Context:
In my recent answer I proved that a certain map $T$ is linear, and smooth. In that answer I work with a Cauchy foliation $\Omega_s(x,y,z)$ of a Lorentzian manifold. In this question I will take the same foliation of one lower dimension and embed it in Euclidean space with the usual metric, instead of Lorentzian space.
(2+1)-dim.
Let $x,y$ be space variables and let $s$ be a time variable i.e. $(2+1)$-dim. (later on I will reverse these dimensions).
With this embedding into Euclidean space it turns out that $\Omega$ now satisfies a nonlinear first order partial differential equation
$$2\sqrt{s}\frac{\partial}{\partial s}\sqrt{\Omega}=\sqrt{x}~\Psi\Omega$$
where $$\Psi \Omega := \sum_{i=1}^2 \sqrt{-\frac{\partial}{\partial x_i}\Omega}$$
let $x_1=x$ and $x_2=y$. Then equivalently we have
$$ 2\sqrt{s} \frac{\partial}{\partial s} \sqrt{\Omega_s(x,y)}=\sqrt{x}~\sqrt{-\frac{\partial}{\partial x}\Omega_s(x,y)}+ \sqrt{x}\sqrt{-\frac{\partial}{\partial y}\Omega_s(x,y)} \tag{1}$$
where we recover a particular solution using the ansatz:
$$\Omega_{s}(x,y)= \varphi_s(x)\varphi_s(y) \space\space\space\space\space{x,y\in(0,1)} \space\space\space{s >0}$$
where $\Omega_s(x,y)=e^{\frac{s}{\log x}+\frac{s}{\log y}}.$
This ansatz is leveraged from recognizing that $\varphi_s(x)$ is a solution to the linear parabolic diffusion equation:
$$ s\frac{\partial^2}{\partial s^2} \varphi_s(x)=-x\frac{\partial}{\partial x} \varphi_s(x) \tag{2} $$
and that $\varphi_s(y)$ is a solution to the linear parabolic diffusion equation:
$$s\frac{\partial^2}{\partial s^2} \varphi_s(y)=-y\frac{\partial}{\partial y} \varphi_s(y) \tag{3}$$
Probability theory:
If you're familiar with probability theory, if we think of $\varphi_s(x)$ and $\varphi_s(y)$ as unnormalized marginal distributions, then $\Omega_s(x,y)$ is just the joint distribution, for $x$ and $y$ independent random variables.
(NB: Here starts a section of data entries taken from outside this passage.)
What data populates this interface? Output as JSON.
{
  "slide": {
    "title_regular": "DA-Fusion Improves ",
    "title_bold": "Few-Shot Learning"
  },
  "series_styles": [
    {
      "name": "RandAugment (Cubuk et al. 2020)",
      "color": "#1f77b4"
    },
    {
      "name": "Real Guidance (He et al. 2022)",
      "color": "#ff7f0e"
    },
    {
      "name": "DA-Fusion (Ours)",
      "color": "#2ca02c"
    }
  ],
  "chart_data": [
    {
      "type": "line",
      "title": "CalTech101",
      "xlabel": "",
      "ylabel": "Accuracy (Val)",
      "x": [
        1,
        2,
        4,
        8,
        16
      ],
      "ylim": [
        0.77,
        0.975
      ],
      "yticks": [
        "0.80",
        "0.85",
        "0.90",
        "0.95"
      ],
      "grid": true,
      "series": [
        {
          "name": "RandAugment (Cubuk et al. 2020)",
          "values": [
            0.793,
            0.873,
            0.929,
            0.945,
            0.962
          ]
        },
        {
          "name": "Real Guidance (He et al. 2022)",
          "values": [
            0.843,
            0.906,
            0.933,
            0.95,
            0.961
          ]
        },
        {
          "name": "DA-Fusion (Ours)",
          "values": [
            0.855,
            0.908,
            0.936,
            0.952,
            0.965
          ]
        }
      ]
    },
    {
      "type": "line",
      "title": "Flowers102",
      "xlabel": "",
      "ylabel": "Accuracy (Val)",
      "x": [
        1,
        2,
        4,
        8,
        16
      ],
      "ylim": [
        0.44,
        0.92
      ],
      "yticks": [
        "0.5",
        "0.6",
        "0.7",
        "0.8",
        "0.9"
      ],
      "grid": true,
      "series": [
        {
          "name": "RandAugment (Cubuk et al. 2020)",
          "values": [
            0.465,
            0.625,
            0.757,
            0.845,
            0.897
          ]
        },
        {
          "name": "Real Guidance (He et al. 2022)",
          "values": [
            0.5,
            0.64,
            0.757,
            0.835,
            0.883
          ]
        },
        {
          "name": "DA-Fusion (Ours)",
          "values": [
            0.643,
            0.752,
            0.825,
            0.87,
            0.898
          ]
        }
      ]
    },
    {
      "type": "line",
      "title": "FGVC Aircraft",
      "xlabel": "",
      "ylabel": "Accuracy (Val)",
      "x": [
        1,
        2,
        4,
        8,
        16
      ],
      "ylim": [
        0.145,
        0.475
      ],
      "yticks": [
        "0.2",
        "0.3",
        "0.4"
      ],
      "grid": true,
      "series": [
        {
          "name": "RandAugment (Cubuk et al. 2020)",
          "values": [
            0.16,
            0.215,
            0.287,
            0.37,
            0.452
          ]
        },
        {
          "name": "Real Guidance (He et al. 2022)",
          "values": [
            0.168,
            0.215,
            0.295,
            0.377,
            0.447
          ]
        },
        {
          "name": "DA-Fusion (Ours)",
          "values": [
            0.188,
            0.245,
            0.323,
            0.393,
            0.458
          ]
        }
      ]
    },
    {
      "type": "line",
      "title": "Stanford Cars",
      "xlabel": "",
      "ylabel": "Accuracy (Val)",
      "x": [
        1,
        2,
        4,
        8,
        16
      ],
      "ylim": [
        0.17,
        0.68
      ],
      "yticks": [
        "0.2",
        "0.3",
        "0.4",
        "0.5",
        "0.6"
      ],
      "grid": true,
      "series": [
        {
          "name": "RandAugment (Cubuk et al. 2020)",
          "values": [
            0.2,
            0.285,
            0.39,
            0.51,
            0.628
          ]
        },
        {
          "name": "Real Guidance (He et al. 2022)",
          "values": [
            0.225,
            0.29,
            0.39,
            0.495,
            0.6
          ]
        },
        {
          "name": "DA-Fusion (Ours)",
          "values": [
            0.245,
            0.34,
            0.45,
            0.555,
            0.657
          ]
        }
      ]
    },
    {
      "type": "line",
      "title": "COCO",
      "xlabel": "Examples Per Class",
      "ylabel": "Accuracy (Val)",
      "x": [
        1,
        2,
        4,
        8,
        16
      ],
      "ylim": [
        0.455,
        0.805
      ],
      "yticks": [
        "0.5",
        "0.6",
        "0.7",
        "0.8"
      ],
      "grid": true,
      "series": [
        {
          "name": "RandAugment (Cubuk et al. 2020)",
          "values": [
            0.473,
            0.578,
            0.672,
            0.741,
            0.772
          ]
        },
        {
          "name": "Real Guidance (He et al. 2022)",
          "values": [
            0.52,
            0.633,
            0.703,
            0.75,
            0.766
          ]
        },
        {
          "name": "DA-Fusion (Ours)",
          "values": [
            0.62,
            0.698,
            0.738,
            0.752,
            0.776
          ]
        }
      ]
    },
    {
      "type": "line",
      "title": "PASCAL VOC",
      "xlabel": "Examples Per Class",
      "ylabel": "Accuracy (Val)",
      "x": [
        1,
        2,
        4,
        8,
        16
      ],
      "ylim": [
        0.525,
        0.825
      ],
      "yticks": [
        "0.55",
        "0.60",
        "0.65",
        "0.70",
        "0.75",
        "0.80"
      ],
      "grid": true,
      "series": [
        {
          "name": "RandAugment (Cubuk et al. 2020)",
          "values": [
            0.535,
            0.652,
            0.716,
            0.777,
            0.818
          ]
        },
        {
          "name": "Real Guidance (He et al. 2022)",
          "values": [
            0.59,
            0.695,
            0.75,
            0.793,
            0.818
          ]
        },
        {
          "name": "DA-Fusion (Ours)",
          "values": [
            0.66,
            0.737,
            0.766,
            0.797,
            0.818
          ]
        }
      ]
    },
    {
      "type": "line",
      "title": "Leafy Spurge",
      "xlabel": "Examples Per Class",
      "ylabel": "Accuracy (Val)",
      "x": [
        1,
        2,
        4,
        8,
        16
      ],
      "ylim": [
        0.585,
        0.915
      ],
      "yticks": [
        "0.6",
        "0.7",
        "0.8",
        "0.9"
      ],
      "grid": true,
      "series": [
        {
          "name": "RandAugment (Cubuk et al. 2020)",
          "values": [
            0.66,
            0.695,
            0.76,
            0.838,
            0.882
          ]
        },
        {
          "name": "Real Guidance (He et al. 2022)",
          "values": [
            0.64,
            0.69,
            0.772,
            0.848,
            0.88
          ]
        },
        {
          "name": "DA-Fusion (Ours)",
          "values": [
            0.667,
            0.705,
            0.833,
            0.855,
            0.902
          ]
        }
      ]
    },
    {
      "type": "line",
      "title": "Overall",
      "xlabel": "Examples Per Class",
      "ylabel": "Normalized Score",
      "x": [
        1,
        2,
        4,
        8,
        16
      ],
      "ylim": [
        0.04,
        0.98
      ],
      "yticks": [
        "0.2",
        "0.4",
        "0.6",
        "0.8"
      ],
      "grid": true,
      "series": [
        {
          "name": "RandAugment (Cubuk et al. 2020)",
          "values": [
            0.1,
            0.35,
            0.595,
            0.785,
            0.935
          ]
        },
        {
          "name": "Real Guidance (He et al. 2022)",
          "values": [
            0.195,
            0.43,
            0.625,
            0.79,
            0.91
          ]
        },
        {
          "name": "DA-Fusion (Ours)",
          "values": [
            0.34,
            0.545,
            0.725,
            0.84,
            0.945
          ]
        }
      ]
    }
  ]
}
This implies that the marginals satisfy linear PDE's but the joint satisfies a nonlinear PDE.
(1+2)-dim.
Now let $s_1$ and $s_2$ be time variables and let $x$ be the only space variable. We've reversed the above dimensions.
In this case, we have $$\psi_s(x)=e^{\frac{s_1}{\log x}}e^{\frac{s_2}{\log x}}=e^{\frac{s_1+s_2}{\log x}}$$
which solves the linear PDE
$$ \bigg(\sum_{i=1}^2 s_i\bigg)\Delta \psi=-2x\frac{\partial}{\partial x} \psi \tag{4} $$
Is there a theoretical reason why switching the dimensions of time and space here, results in a linear vs. nonlinear PDE?
Note that in one dimension both $\varphi$ and $\psi$ satisfy $(1)$ and $(4)$ making this nontrivial. In one dimension there is common ground between the linear and nonlinear PDE's but there is divergence when the dimensions increase.